BEIJING — China has set its GDP growth target at around 6.5 percent for 2017, compared with a target range of 6.5-7 percent for 2016, according to a government work report on March 5.
“[China will] pursue better results in actual economic work,” according to the report from Premier Li Keqiang at the opening meeting of the annual session of China’s top legislature, the National People’s Congress.
This closely-watched target is a 25-year low, down from last year’s actual growth of 6.7 percent. The previous low was a 6 percent target for the gross national product growth in 1992.
The projected target is in line with both economic principles and realities, the report reads, adding that it will help stabilize market expectations and facilitate the country’s structural adjustments.
It will also contribute to achieving the goal of finishing the building of a moderately prosperous society in all respects.

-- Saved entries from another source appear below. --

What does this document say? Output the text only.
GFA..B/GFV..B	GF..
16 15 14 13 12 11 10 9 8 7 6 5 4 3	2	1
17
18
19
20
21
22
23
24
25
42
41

“An important reason for stressing the need to maintain steady growth is to ensure employment and improve people’s lives,” the report says.
This year’s target for urban job creation is over 11 million, up by 1 million from 2016, underlining the greater importance China attaches to employment.
“Considering our sound economic fundamentals and the capacity they bring for job creation, this target is attainable with hard work,” the report says.
Jia Kang, a national political adviser and economist with the China Academy of New Supply-side Economics, said that China has set a “reasonable target” for economic growth.
China’s year-on-year growth has slowed for six years in a row, falling from a growth rate of more than 10 percent in 2010.
“With more and more encouraging signs for economic improvement, the economy may find the bottom near this year’s target,” Jia said.